Secure Cloud Computing for Genomic Data

Figure from: Peer reviewed commentary on Nature Biotechnology 34, 588–591 (2016)

Figure from: Peer reviewed commentary on Nature Biotechnology 34, 588–591 (2016)

Large scale genomics studies involving thousands of whole genome or exome sequences are underway on Cloud. What makes the Cloud security landscape discussion challenging is that security recommendations differ across regulatory bodies, besides being inconsistent between on-premise and Cloud requirements. For example, Institutional Review Board (IRB) often require Health Insurance Portability and Accountability Act (HIPAA) level Cloud security even for non Protected Health Information (PHI) data. In another example, Database of Genotypes and Phenotypes (dbGAP) has different encryption requirements for on-premise and Cloud environments. This peer reviewed commentary provides the genomics community with a set of Cloud security guidelines that will meet a wide range of regulatory requirements. Although the Cloud technology stack will continue to evolve rapidly, thus changing the specifics of implementation, these guidelines will be applicable for the foreseeable future.

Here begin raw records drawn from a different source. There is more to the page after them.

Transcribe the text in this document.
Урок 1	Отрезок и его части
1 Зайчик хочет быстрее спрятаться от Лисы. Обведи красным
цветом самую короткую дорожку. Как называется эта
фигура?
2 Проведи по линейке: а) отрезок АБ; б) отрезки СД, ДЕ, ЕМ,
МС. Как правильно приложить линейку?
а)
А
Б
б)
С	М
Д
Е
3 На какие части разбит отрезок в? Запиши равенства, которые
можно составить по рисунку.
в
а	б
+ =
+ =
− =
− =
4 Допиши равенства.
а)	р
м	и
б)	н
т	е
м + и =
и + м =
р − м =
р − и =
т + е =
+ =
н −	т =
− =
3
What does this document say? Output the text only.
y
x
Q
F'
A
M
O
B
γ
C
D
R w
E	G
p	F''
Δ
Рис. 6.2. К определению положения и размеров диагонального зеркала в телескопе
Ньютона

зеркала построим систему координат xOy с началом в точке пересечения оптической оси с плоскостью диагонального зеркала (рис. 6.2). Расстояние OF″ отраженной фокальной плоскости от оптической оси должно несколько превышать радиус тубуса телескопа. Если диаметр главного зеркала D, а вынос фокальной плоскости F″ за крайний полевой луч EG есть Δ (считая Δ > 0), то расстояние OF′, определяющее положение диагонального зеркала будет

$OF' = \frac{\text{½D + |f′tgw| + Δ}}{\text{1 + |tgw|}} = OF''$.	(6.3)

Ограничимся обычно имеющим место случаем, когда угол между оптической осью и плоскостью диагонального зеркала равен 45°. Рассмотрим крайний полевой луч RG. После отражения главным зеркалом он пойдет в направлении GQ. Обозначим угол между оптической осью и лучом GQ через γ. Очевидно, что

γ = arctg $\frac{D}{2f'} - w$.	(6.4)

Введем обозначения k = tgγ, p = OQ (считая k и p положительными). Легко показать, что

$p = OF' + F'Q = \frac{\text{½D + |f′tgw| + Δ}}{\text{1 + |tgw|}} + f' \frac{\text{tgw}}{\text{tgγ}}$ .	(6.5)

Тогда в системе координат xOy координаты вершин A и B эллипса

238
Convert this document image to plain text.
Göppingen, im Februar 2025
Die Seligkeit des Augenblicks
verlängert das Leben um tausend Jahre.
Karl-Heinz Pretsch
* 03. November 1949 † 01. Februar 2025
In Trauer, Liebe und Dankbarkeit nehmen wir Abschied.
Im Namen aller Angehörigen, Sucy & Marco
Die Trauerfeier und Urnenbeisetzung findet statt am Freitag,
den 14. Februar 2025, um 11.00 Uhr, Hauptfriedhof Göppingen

While security is a necessary pre-requisite for genomic privacy, it is not sufficient. Privacy researchers have shown time and again that availability of de-identified partial genomic data can result in patient re-identification. Several studies suggest that algorithmic methods such as partial homomorphic encryption , secure multi-party computation or differential privacy can provide the necessary privacy protecting layer within such an architecture. The extent to which these algorithmic methods can be integrated with genomic workflows, statistical and machine learning tools are under active investigation.